Hello!
I am following the Stan User Guide Tutorial for Prior Predictive Checks, and am running into a sampling issue. My code for the model is copied straight from the guide:
data {
int<lower = 0> N;
vector[N] x;
}
generated quantities {
real alpha = normal_rng(0, 1);
real beta = normal_rng(0, 1);
real y_sim[N] = poisson_log_rng(alpha + beta * x);
}
This is how I am sampling
x <- rnorm(100, mean = 53, sd = 9)
ppc <- stan_model("prior-post-pred-check.stan")
fit <- sampling(ppc,
data = list(N = 100, x = x),
chains = 1, iter = 2000,
algorithm="Fixed_param")
And I am receiving errors such as:
Exception: poisson_log_rng: Log rate parameter[1] is 80.031, but must be less than 20.7944 (in 'string', line 8, column 2 to column 52)
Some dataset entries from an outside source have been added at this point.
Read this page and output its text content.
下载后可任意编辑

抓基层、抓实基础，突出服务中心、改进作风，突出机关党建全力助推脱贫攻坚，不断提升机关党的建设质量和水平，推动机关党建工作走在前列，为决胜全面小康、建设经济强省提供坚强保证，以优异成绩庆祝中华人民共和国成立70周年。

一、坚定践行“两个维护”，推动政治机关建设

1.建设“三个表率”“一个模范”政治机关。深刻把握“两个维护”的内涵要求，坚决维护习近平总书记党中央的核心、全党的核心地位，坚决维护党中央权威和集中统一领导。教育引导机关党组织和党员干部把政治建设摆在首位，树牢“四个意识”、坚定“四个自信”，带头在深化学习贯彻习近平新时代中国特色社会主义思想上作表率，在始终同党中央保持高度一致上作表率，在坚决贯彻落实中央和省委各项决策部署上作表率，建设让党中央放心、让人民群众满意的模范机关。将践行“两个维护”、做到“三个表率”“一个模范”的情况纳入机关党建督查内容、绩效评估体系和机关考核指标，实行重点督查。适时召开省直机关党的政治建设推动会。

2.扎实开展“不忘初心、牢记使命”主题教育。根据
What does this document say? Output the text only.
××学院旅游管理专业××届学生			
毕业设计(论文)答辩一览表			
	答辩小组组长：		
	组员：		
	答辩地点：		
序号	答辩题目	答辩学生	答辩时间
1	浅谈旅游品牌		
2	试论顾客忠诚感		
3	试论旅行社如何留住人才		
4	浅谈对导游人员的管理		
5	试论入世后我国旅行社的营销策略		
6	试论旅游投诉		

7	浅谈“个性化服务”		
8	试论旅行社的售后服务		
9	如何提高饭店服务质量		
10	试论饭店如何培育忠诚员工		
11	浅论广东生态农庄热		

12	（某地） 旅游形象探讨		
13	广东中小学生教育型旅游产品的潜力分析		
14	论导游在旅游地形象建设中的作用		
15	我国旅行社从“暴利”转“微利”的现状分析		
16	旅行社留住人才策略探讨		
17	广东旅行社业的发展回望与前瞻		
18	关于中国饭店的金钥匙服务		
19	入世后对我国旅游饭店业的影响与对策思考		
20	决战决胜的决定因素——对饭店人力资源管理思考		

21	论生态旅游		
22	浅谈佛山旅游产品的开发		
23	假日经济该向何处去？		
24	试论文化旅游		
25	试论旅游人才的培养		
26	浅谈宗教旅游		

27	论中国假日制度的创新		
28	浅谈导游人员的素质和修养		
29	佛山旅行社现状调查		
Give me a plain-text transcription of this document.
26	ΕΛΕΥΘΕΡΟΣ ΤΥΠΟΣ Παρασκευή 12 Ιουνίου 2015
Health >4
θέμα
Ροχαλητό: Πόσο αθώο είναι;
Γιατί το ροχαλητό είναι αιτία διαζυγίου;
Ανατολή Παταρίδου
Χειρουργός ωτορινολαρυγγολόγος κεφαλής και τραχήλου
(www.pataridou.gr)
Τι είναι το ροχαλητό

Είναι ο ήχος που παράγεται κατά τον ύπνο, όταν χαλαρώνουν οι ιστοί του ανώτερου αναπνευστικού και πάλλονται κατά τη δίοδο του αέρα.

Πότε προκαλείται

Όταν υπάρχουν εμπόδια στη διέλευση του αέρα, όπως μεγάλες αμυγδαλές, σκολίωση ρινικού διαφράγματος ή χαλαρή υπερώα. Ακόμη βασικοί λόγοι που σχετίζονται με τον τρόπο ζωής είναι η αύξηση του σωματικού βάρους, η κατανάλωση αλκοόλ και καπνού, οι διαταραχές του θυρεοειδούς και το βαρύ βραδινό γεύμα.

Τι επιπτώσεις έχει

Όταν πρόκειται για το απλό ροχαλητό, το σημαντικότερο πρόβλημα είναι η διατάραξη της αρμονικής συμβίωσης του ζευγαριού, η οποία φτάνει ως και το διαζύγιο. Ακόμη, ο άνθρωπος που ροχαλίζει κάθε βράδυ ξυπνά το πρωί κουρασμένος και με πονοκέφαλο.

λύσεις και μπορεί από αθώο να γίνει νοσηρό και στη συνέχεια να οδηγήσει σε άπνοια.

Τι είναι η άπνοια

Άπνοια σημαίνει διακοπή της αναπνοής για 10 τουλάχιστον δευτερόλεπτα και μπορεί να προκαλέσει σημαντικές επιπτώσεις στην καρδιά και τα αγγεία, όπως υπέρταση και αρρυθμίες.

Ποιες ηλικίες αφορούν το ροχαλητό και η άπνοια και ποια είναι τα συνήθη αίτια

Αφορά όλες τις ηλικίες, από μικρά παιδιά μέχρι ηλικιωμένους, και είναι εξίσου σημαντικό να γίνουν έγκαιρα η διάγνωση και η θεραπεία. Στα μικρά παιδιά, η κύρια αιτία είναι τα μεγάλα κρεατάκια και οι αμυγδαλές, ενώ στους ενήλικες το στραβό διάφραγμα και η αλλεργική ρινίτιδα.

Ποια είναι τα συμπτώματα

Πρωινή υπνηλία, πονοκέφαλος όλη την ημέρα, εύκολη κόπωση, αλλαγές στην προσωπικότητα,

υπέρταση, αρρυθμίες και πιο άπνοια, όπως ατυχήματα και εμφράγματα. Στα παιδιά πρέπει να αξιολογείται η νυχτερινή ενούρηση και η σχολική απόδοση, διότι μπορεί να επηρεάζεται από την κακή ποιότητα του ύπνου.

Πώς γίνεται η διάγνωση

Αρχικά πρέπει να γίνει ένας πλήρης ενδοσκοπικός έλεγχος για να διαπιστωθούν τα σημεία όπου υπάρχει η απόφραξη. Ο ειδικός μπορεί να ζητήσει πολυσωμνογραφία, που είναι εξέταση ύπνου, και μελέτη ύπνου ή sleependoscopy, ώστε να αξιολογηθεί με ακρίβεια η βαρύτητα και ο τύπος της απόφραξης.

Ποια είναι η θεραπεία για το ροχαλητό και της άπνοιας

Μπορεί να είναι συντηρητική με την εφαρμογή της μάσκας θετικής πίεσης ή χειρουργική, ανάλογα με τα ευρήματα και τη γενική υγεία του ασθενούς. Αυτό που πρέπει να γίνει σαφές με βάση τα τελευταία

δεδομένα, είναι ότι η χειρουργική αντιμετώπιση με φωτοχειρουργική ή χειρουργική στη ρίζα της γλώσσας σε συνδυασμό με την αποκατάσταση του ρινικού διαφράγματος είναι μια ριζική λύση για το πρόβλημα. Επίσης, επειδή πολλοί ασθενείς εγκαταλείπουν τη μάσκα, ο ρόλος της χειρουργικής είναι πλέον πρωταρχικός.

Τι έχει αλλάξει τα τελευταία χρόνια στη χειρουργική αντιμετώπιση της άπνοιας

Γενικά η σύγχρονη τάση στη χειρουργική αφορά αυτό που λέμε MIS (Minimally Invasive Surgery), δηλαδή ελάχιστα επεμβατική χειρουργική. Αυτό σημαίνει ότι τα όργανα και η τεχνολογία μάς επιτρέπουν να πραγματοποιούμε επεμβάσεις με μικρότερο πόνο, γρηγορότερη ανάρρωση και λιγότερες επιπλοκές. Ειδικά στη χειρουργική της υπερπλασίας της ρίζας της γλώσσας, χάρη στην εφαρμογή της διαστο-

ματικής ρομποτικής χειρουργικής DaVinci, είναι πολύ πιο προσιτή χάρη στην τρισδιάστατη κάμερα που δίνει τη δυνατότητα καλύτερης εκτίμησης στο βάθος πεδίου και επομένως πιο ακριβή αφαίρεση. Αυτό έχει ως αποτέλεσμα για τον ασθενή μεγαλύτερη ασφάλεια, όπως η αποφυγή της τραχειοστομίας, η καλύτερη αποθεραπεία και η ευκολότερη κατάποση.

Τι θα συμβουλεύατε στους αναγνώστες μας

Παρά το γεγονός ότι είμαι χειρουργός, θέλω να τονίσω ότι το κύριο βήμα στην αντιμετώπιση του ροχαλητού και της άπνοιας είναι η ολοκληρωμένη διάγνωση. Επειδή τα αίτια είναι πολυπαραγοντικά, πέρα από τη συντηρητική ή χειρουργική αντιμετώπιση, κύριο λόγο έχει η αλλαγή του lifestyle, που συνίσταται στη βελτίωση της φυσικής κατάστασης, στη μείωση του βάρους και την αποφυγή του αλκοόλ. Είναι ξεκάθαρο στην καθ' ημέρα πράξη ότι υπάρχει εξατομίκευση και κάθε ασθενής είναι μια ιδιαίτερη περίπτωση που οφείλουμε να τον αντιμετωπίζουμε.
Chain 1: Exception: poisson_log_rng: Log rate parameter[1] is 78.6089, but must be less than 20.7944 (in 'string', line 8, column 2 to column 52)
I have received errors doing similar things for both negative binomial regressions and basic linear regression, so in general I am confused on how these errors happen. Thank you.